Celebrate the stories of our clearest business communicators

Winner: Best Plain English Sentence Transformation 2015

Erinna Gilkison, Statistics NZ

Judge Maryland Spencer with Erinna Gilkison

Name of document

Commuting patterns in greater Christchurch: Trends from the Census of Population and Dwellings 2006 and 2013

Original sentence

In 2006, the Cathedral Square area unit had a density of 11,784 people giving a workplace address per square kilometre, and this fell to 4,285 people giving a workplace address per square kilometre in 2013.

Rewritten sentence

In 2006, the employment density for Cathedral Square was 11,784 people per square kilometre. This fell to 4,285 in 2013.

Judges’ comment

You’ve reduced this sentence from 35 words to 20. Impressive!

The structure of both your revised sentences is strong. Both use strong subjects and active verbs that capture the intended meaning. You’ve used clear, concise vocabulary and removed most jargon. You’ve created a pleasant ‘story’ flavour.

The original was just about understandable, but very complex. The technical qualifiers (‘giving a workplace address per square kilometre’) got in the way of the meaning. You’ve captured the intended meaning much more clearly in the revision. Well done.

Overall, this is an excellent revision. It’s clear, concise and appropriate for the intended audience. It moves from a reporting of statistical data to a sentence that more clearly interprets the data.

Media statement

Statistics New Zealand aims to empower decision-makers by adding value to New Zealand’s most important data. Publishing information in plain English is one way we do this.
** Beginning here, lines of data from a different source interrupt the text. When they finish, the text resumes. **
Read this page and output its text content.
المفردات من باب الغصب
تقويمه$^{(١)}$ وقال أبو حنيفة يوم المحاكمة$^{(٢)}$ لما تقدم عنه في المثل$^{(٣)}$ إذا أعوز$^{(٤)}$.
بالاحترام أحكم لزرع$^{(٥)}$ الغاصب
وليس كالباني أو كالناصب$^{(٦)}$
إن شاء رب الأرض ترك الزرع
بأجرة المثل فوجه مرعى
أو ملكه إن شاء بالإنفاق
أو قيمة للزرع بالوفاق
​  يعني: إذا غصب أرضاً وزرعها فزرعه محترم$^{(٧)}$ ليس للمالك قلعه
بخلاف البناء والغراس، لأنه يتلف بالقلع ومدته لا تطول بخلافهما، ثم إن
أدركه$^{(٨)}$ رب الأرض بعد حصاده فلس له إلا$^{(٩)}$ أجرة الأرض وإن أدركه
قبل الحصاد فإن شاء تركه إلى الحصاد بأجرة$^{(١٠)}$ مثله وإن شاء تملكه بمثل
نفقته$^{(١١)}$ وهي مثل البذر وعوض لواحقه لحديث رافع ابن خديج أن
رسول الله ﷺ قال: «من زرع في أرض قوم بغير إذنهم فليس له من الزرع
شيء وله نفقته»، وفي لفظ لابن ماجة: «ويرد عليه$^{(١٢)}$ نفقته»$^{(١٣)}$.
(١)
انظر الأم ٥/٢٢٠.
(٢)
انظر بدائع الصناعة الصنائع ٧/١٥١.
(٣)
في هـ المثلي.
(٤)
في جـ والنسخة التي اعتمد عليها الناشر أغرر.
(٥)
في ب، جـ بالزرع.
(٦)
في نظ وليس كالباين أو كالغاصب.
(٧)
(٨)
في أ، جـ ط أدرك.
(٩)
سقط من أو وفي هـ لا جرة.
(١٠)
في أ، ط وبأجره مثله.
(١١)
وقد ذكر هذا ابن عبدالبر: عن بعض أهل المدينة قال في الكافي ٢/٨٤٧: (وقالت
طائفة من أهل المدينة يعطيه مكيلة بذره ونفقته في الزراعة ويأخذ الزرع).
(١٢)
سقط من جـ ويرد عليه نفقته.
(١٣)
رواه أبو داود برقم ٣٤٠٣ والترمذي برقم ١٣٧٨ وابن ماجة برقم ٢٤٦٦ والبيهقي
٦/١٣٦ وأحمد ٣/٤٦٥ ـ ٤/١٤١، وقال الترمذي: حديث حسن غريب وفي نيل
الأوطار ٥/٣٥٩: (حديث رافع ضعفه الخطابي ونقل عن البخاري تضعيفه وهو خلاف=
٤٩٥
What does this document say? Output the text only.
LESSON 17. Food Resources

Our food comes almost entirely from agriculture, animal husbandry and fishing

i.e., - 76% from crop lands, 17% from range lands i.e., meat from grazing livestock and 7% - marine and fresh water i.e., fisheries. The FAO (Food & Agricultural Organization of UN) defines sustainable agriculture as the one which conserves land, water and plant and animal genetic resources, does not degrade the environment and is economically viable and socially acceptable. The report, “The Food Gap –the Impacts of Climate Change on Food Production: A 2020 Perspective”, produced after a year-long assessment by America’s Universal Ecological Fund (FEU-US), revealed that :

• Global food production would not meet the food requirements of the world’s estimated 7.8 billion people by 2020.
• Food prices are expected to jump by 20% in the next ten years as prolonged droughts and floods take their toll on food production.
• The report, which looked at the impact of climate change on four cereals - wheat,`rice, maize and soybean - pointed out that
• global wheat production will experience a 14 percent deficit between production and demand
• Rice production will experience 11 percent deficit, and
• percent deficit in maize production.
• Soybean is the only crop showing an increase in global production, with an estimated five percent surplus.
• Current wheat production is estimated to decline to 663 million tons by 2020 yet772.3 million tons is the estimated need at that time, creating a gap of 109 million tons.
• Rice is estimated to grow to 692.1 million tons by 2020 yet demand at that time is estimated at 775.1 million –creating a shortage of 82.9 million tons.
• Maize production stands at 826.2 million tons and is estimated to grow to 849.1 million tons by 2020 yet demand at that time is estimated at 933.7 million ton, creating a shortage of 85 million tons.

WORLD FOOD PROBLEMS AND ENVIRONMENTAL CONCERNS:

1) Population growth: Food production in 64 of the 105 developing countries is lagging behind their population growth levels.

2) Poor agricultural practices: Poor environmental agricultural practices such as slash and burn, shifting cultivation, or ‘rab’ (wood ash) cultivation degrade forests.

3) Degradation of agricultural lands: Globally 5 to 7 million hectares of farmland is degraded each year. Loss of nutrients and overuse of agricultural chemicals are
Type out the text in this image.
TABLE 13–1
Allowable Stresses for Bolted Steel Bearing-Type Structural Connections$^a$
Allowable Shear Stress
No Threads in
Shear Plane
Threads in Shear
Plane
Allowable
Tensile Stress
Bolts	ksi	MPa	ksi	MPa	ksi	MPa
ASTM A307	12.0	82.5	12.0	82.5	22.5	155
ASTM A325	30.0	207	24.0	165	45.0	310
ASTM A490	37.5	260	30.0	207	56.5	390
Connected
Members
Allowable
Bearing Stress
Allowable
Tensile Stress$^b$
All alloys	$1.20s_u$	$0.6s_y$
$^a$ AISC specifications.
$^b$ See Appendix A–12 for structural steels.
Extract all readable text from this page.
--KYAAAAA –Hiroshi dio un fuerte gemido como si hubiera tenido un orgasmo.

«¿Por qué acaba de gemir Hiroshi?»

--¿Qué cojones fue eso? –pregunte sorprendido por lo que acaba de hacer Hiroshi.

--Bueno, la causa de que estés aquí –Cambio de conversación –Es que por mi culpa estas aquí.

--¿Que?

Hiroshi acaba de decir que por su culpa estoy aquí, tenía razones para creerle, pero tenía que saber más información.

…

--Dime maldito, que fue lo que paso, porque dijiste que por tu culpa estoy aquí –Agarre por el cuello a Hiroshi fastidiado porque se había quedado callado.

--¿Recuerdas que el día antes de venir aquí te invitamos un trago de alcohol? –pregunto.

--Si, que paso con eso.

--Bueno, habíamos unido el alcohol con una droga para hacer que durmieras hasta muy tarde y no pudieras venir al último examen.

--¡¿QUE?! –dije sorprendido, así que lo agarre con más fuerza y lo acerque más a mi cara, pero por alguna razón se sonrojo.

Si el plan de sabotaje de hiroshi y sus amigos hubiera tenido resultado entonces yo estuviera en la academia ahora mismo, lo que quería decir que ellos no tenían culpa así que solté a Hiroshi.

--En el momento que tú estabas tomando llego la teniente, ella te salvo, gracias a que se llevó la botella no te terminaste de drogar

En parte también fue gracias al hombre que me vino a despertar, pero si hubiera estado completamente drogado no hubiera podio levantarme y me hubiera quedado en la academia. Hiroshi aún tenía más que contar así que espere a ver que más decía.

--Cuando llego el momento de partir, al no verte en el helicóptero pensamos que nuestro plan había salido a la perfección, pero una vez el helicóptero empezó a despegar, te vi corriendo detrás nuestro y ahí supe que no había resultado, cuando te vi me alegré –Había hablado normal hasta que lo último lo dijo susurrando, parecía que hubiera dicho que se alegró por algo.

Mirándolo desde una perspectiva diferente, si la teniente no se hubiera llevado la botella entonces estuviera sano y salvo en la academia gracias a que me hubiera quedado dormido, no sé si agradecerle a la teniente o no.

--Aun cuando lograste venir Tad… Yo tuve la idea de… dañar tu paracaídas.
Our statistical analysts work with information that can affect all New Zealanders. The importance of this information means our publications must be readable, even if the analysts feel restricted by technical terms or lack of time to translate terms into everyday language.

Our contender for ‘best sentence transformation’ is from a series of reports about changes in commuting patterns. It’s an example of how using the correct technical terms from a survey can get in the way of a reader’s understanding. However, when editors and analysts work together we can transform complex information into writing that is both technically accurate, and understood by its target audience.

It’s great to have our efforts recognised, and to be part of an organisation that understands the value of plain language.